SAVORY BEEF ROLL
Three and one-half pounds raw beef, or a mixture of beef and veal may be used, run through a food chopper. A cheap cut of meat may be used if, before chopping, all pieces of gristle are trimmed off. Place the chopped meat in a bowl, add 8 tablespoonfuls of fine, dried bread crumbs, 1 tablespoonful of pepper, 1-1/2 tablespoonfuls of salt. Taste the meat before adding all the seasoning specified, as tastes differ. Add 3 raw eggs, 4 tablespoonfuls of sweet milk or cream, 2 tablespoonfuls of butter, a little sweet marjoram or minced parsley. Mix all together and mold into two long, narrow rolls, similar to loaves of bread. Place 1 tablespoonful each of drippings and butter in a large fry-pan on the range.

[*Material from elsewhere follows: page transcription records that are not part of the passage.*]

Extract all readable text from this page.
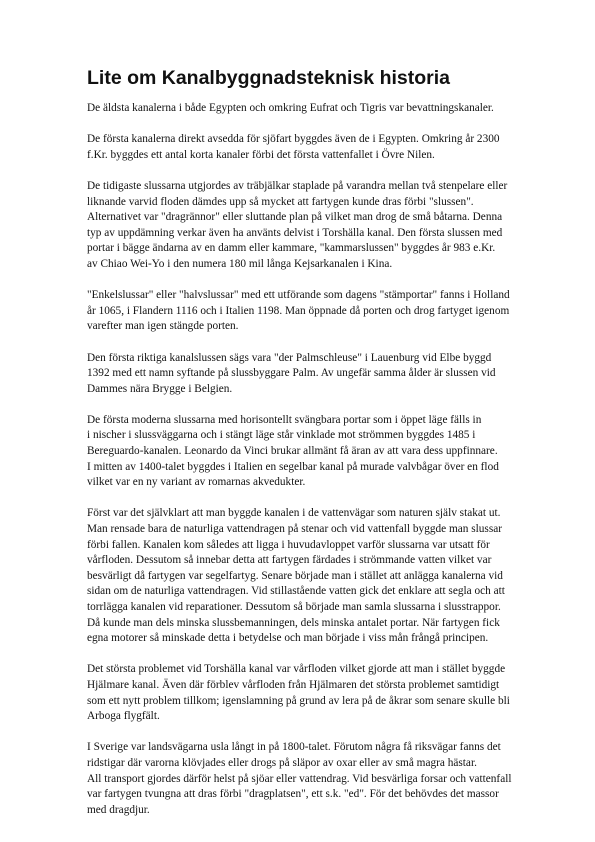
Lite om Kanalbyggnadsteknisk historia
De äldsta kanalerna i både Egypten och omkring Eufrat och Tigris var bevattningskanaler.
De första kanalerna direkt avsedda för sjöfart byggdes även de i Egypten. Omkring år 2300
f.Kr. byggdes ett antal korta kanaler förbi det första vattenfallet i Övre Nilen.
De tidigaste slussarna utgjordes av träbjälkar staplade på varandra mellan två stenpelare eller
liknande varvid floden dämdes upp så mycket att fartygen kunde dras förbi "slussen".
Alternativet var "dragrännor" eller sluttande plan på vilket man drog de små båtarna. Denna
typ av uppdämning verkar även ha använts delvist i Torshälla kanal. Den första slussen med
portar i bägge ändarna av en damm eller kammare, "kammarslussen" byggdes år 983 e.Kr.
av Chiao Wei-Yo i den numera 180 mil långa Kejsarkanalen i Kina.
"Enkelslussar" eller "halvslussar" med ett utförande som dagens "stämportar" fanns i Holland
år 1065, i Flandern 1116 och i Italien 1198. Man öppnade då porten och drog fartyget igenom
varefter man igen stängde porten.
Den första riktiga kanalslussen sägs vara "der Palmschleuse" i Lauenburg vid Elbe byggd
1392 med ett namn syftande på slussbyggare Palm. Av ungefär samma ålder är slussen vid
Dammes nära Brygge i Belgien.
De första moderna slussarna med horisontellt svängbara portar som i öppet läge fälls in
i nischer i slussväggarna och i stängt läge står vinklade mot strömmen byggdes 1485 i
Bereguardo-kanalen. Leonardo da Vinci brukar allmänt få äran av att vara dess uppfinnare.
I mitten av 1400-talet byggdes i Italien en segelbar kanal på murade valvbågar över en flod
vilket var en ny variant av romarnas akvedukter.
Först var det självklart att man byggde kanalen i de vattenvägar som naturen själv stakat ut.
Man rensade bara de naturliga vattendragen på stenar och vid vattenfall byggde man slussar
förbi fallen. Kanalen kom således att ligga i huvudavloppet varför slussarna var utsatt för
vårfloden. Dessutom så innebar detta att fartygen färdades i strömmande vatten vilket var
besvärligt då fartygen var segelfartyg. Senare började man i stället att anlägga kanalerna vid
sidan om de naturliga vattendragen. Vid stillastående vatten gick det enklare att segla och att
torrlägga kanalen vid reparationer. Dessutom så började man samla slussarna i slusstrappor.
Då kunde man dels minska slussbemanningen, dels minska antalet portar. När fartygen fick
egna motorer så minskade detta i betydelse och man började i viss mån frångå principen.
Det största problemet vid Torshälla kanal var vårfloden vilket gjorde att man i stället byggde
Hjälmare kanal. Även där förblev vårfloden från Hjälmaren det största problemet samtidigt
som ett nytt problem tillkom; igenslamning på grund av lera på de åkrar som senare skulle bli
Arboga flygfält.
I Sverige var landsvägarna usla långt in på 1800-talet. Förutom några få riksvägar fanns det
ridstigar där varorna klövjades eller drogs på släpor av oxar eller av små magra hästar.
All transport gjordes därför helst på sjöar eller vattendrag. Vid besvärliga forsar och vattenfall
var fartygen tvungna att dras förbi "dragplatsen", ett s.k. "ed". För det behövdes det massor
med dragdjur.
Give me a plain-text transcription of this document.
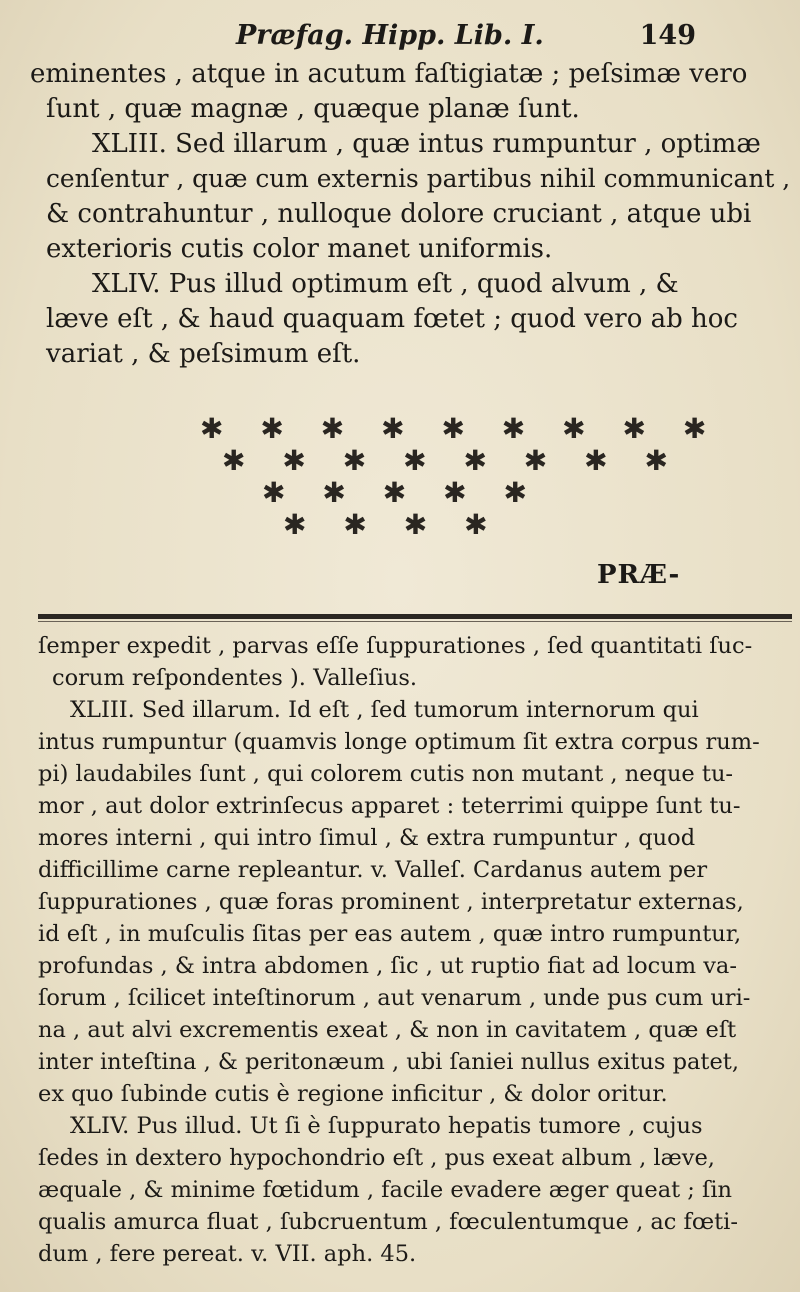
Præfag. Hipp. Lib. I.	149
eminentes , atque in acutum faſtigiatæ ; peſsimæ vero
ſunt , quæ magnæ , quæque planæ ſunt.
XLIII. Sed illarum , quæ intus rumpuntur , optimæ
cenſentur , quæ cum externis partibus nihil communicant ,
& contrahuntur , nulloque dolore cruciant , atque ubi
exterioris cutis color manet uniformis.
XLIV. Pus illud optimum eſt , quod alvum , &
læve eſt , & haud quaquam fœtet ; quod vero ab hoc
variat , & peſsimum eſt.
✱ ✱ ✱ ✱ ✱ ✱ ✱ ✱ ✱
✱ ✱ ✱ ✱ ✱ ✱ ✱ ✱
✱ ✱ ✱ ✱ ✱
✱ ✱ ✱ ✱
PRÆ-
ſemper expedit , parvas eſſe ſuppurationes , ſed quantitati ſuc-
corum reſpondentes ). Valleſius.
XLIII. Sed illarum. Id eſt , ſed tumorum internorum qui
intus rumpuntur (quamvis longe optimum ſit extra corpus rum-
pi) laudabiles ſunt , qui colorem cutis non mutant , neque tu-
mor , aut dolor extrinſecus apparet : teterrimi quippe ſunt tu-
mores interni , qui intro ſimul , & extra rumpuntur , quod
difficillime carne repleantur. v. Valleſ. Cardanus autem per
ſuppurationes , quæ foras prominent , interpretatur externas,
id eſt , in muſculis ſitas per eas autem , quæ intro rumpuntur,
profundas , & intra abdomen , ſic , ut ruptio fiat ad locum va-
ſorum , ſcilicet inteſtinorum , aut venarum , unde pus cum uri-
na , aut alvi excrementis exeat , & non in cavitatem , quæ eſt
inter inteſtina , & peritonæum , ubi ſaniei nullus exitus patet,
ex quo ſubinde cutis è regione inficitur , & dolor oritur.
XLIV. Pus illud. Ut ſi è ſuppurato hepatis tumore , cujus
ſedes in dextero hypochondrio eſt , pus exeat album , læve,
æquale , & minime fœtidum , facile evadere æger queat ; ſin
qualis amurca fluat , ſubcruentum , fœculentumque , ac fœti-
dum , fere pereat. v. VII. aph. 45.
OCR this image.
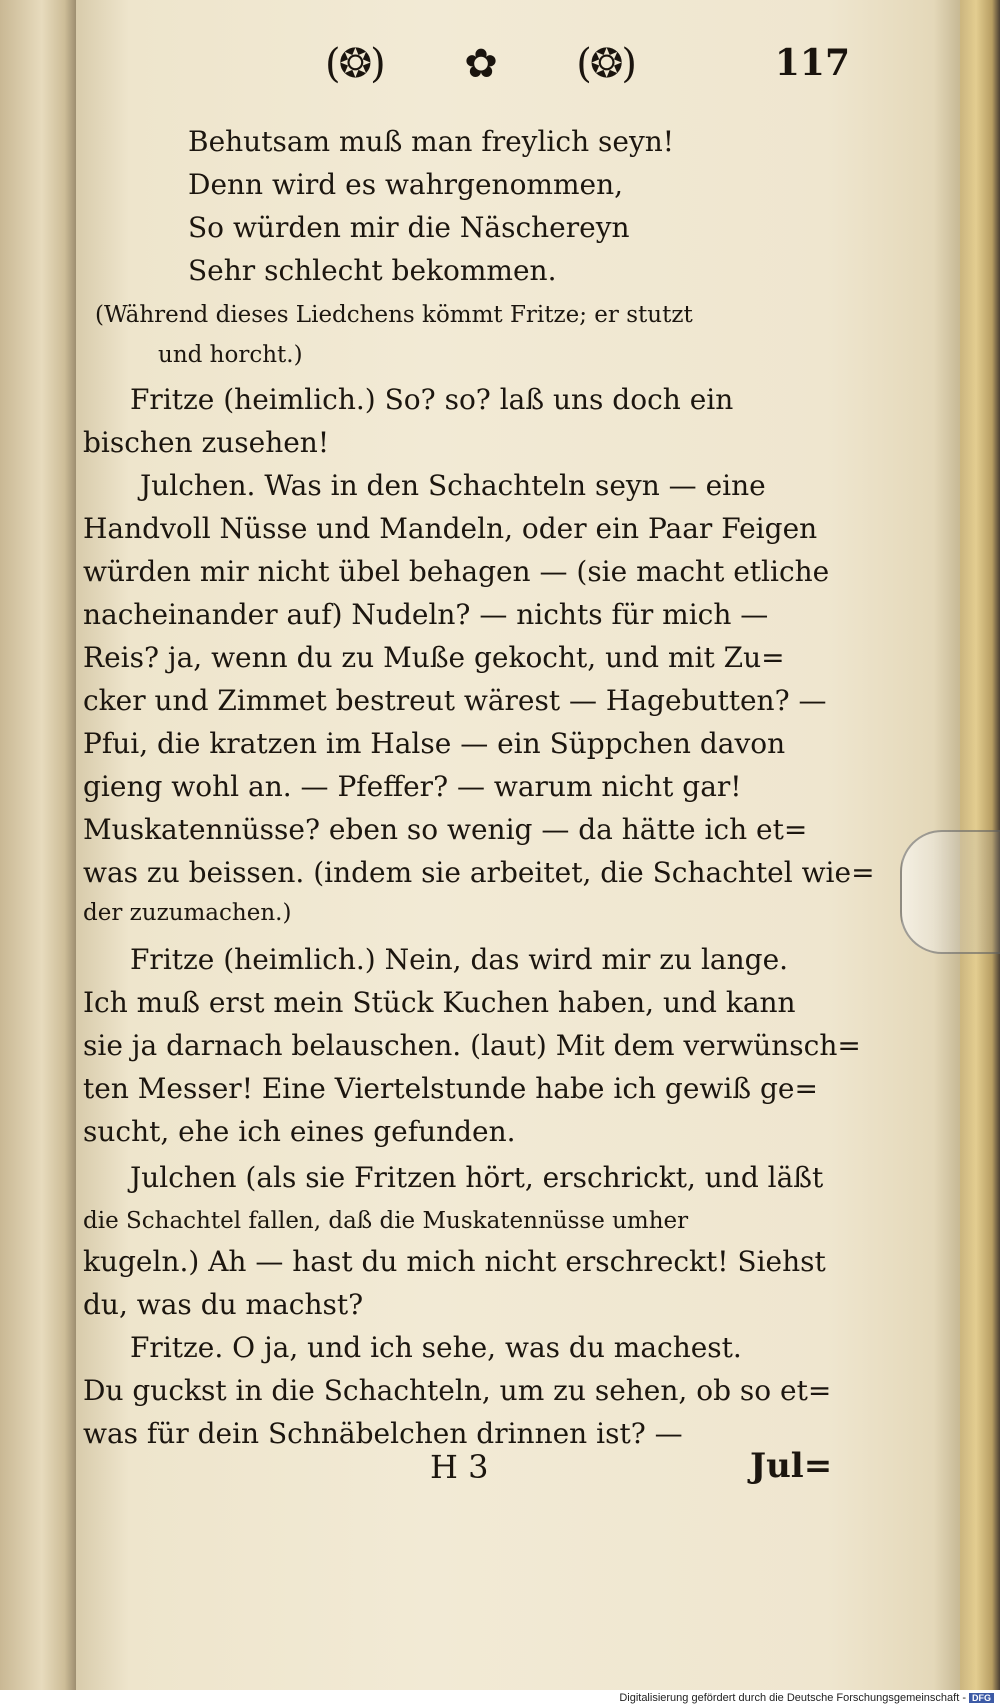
(❂) ✿ (❂)	117
Behutsam muß man freylich seyn!
Denn wird es wahrgenommen,
So würden mir die Näschereyn
Sehr schlecht bekommen.
(Während dieses Liedchens kömmt Fritze; er stutzt
und horcht.)
Fritze (heimlich.) So? so? laß uns doch ein
bischen zusehen!
Julchen. Was in den Schachteln seyn — eine
Handvoll Nüsse und Mandeln, oder ein Paar Feigen
würden mir nicht übel behagen — (sie macht etliche
nacheinander auf) Nudeln? — nichts für mich —
Reis? ja, wenn du zu Muße gekocht, und mit Zu=
cker und Zimmet bestreut wärest — Hagebutten? —
Pfui, die kratzen im Halse — ein Süppchen davon
gieng wohl an. — Pfeffer? — warum nicht gar!
Muskatennüsse? eben so wenig — da hätte ich et=
was zu beissen. (indem sie arbeitet, die Schachtel wie=
der zuzumachen.)
Fritze (heimlich.) Nein, das wird mir zu lange.
Ich muß erst mein Stück Kuchen haben, und kann
sie ja darnach belauschen. (laut) Mit dem verwünsch=
ten Messer! Eine Viertelstunde habe ich gewiß ge=
sucht, ehe ich eines gefunden.
Julchen (als sie Fritzen hört, erschrickt, und läßt
die Schachtel fallen, daß die Muskatennüsse umher
kugeln.) Ah — hast du mich nicht erschreckt! Siehst
du, was du machst?
Fritze. O ja, und ich sehe, was du machest.
Du guckst in die Schachteln, um zu sehen, ob so et=
was für dein Schnäbelchen drinnen ist? —
H 3	Jul=
Digitalisierung gefördert durch die Deutsche Forschungsgemeinschaft - DFG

When heated, place beef rolls in, and when seared on both sides add a small quantity of hot water. Place the pan containing meat in a hot oven and bake one hour. Basting the meat frequently improves it. When catering to a small family serve one of the rolls hot for dinner; serve gravy, made by thickening broth in pan with a small quantity of flour. Serve the remaining roll cold, thinly sliced for lunch, the day following.
VEAL CUTLETS
Use either veal chops or veal cutlets, cut in small pieces the size of chops; pound with a small mallet, sprinkle a little finely-minced onion on each cutlet, dip in beaten egg and bread crumbs, well seasoned with salt and pepper. Place a couple tablespoonfuls of a mixture of butter and sweet drippings in a fry-pan; when hot, lay in the breaded cutlets and fry slowly, turning frequently and watching carefully that they do not scorch. These take a longer time to fry than does beefsteak. When a rich brown and well cooked take up the cutlets on a heated platter and serve, garnished with parsley.
MEAT “SNITZEL”
Cut 1-1/2 pounds of thick veal steak into small pieces, dredge with flour, season with salt and pepper, and fry brown in a pan containing bacon fat (fat obtained by frying several slices of fat, smoked bacon). Remove the meat from the pan, add a couple tablespoonfuls of flour to the remaining fat stir until browned, then pour in the strained liquor from a pint can of tomatoes. Add one slice of onion and one carrot, then return the meat to the sauce; cover closely and simmer three-quarters of an hour. When the meat is tender, place on a hot platter, add a pinch of red pepper to the sauce and a little more salt if required, and strain over the meat on the platter. This was a favorite dish of Mary’s Uncle, and he said she knew how to prepare it to perfection.